Inoltre, e questo è un secondo elemento consolatorio individuato da Francesco, «la vicinanza umilia Dio. Lui si umilia per essere con noi, per camminare con noi, per aiutare noi. Il “Dio vicino” ci parla di umiltà. Non è un “grande Dio”» che se ne sta lontano «lì; no. È vicino. È di casa. E questo lo vediamo in Gesù, Dio fatto uomo, vicino fino alla morte, con i suoi discepoli: li accompagna, insegna loro, li corregge con amore». E il pensiero del Papa è andato subito «alla vicinanza di Gesù ai discepoli angosciati di Emmaus» che «erano sconfitti»; ma «Lui si avvicina lentamente, per far loro capire il messaggio di vita, di risurrezione». Ecco dunque l’attualità della riflessione di Francesco: «Il nostro Dio — ha sottolineato — è vicino e chiede a noi di essere vicini, l’uno all’altro; di non allontanarci tra noi». Specie «in questo momento di crisi per la pandemia che stiamo vivendo», chiede di manifestare di più «questa vicinanza…, di farla vedere di più». Certo, il Papa si è detto consapevole che «non possiamo, forse, avvicinarci fisicamente per la paura del contagio»; ma «risvegliare in noi un atteggiamento di vicinanza tra noi», quello sì, è possibile. Come? Francesco lo ha chiarito con esempi concreti: «con la preghiera, con l’aiuto, tanti modi di vicinanza. E perché noi dobbiamo essere vicini l’uno all’altro? Perché il nostro Dio è vicino, ha voluto accompagnarci nella vita. È il Dio della prossimità. Per questo, noi non siamo persone isolate: siamo prossimi, perché l’eredità che abbiamo ricevuto dal Signore è la prossimità, cioè il gesto della vicinanza». Da qui l’esortazione finale del Pontefice a pregare il Signore per domandargli «la grazia di essere vicini, l’uno all’altro» e non, al contrario, di «nascondersi l’uno dall’altro», né di «lavarsene le mani, come ha fatto Caino, del problema altrui». Perché il momento attuale esige «prossimità. Vicinanza. “Infatti — ha concluso Francesco rinnovando la domanda di Mosè — quale grande nazione ha gli dei così vicini a sé, come il Signore nostro Dio è vicino a noi, ogni volta che Lo invochiamo?».
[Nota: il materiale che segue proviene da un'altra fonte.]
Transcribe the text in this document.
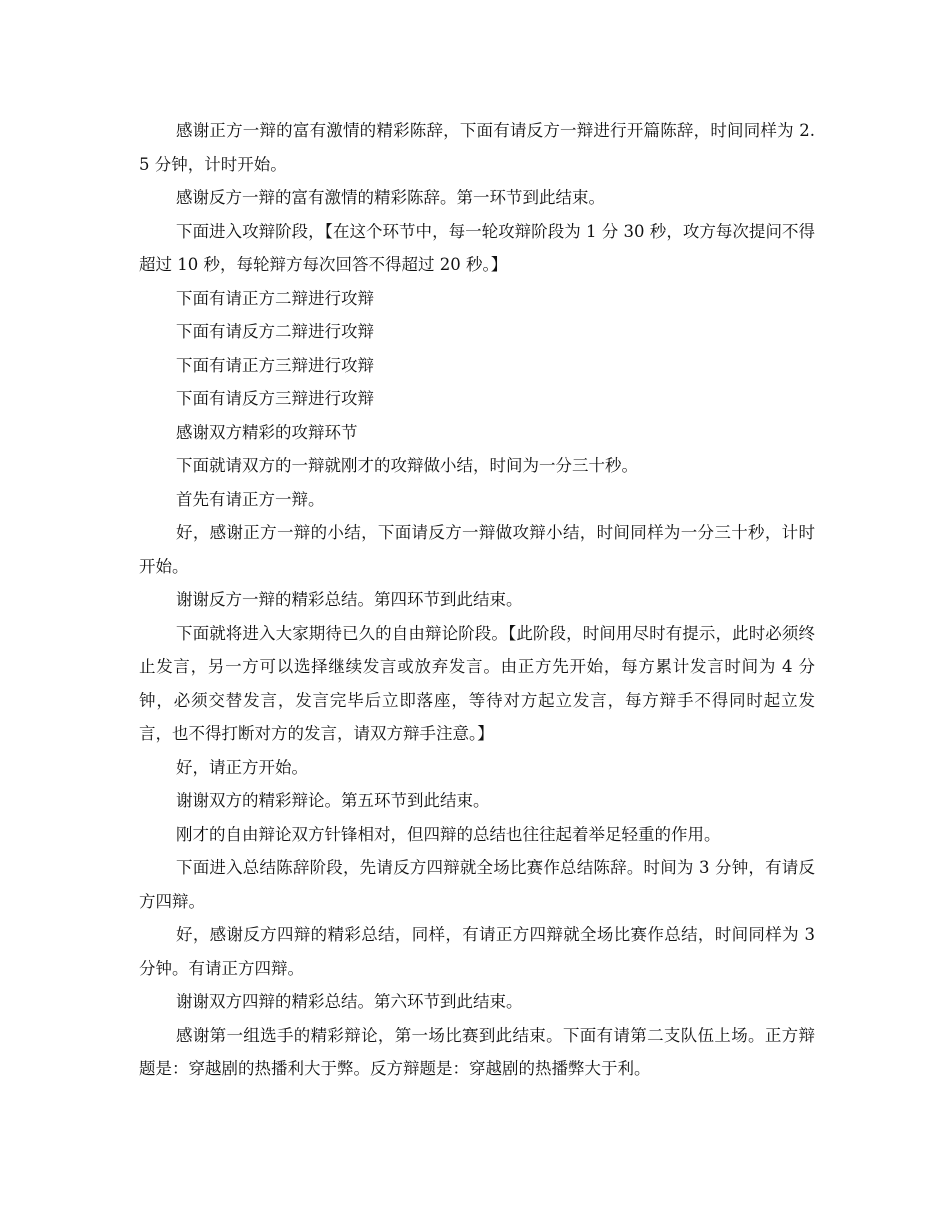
感谢正方一辩的富有激情的精彩陈辞，下面有请反方一辩进行开篇陈辞，时间同样为 2.5 分钟，计时开始。

感谢反方一辩的富有激情的精彩陈辞。第一环节到此结束。

下面进入攻辩阶段，【在这个环节中，每一轮攻辩阶段为 1 分 30 秒，攻方每次提问不得超过 10 秒，每轮辩方每次回答不得超过 20 秒。】

下面有请正方二辩进行攻辩

下面有请反方二辩进行攻辩

下面有请正方三辩进行攻辩

下面有请反方三辩进行攻辩

感谢双方精彩的攻辩环节

下面就请双方的一辩就刚才的攻辩做小结，时间为一分三十秒。

首先有请正方一辩。

好，感谢正方一辩的小结，下面请反方一辩做攻辩小结，时间同样为一分三十秒，计时开始。

谢谢反方一辩的精彩总结。第四环节到此结束。

下面就将进入大家期待已久的自由辩论阶段。【此阶段，时间用尽时有提示，此时必须终止发言，另一方可以选择继续发言或放弃发言。由正方先开始，每方累计发言时间为 4 分钟，必须交替发言，发言完毕后立即落座，等待对方起立发言，每方辩手不得同时起立发言，也不得打断对方的发言，请双方辩手注意。】

好，请正方开始。

谢谢双方的精彩辩论。第五环节到此结束。

刚才的自由辩论双方针锋相对，但四辩的总结也往往起着举足轻重的作用。

下面进入总结陈辞阶段，先请反方四辩就全场比赛作总结陈辞。时间为 3 分钟，有请反方四辩。

好，感谢反方四辩的精彩总结，同样，有请正方四辩就全场比赛作总结，时间同样为 3 分钟。有请正方四辩。

谢谢双方四辩的精彩总结。第六环节到此结束。

感谢第一组选手的精彩辩论，第一场比赛到此结束。下面有请第二支队伍上场。正方辩题是：穿越剧的热播利大于弊。反方辩题是：穿越剧的热播弊大于利。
Prima della conclusione della messa, è stato collocato sull’altare l’ostensorio — col quale poi il Papa ha impartito la benedizione finale — per alcuni minuti di silenziosa preghiera di adorazione. Al termine del rito, Francesco ha sostato davanti all’immagine mariana posta accanto all’altare della cappella di Santa Marta. E a mezzogiorno, nella basilica di San Pietro, il cardinale arciprete Angelo Comastri ha guidato la recita dell’Angelus e del rosario.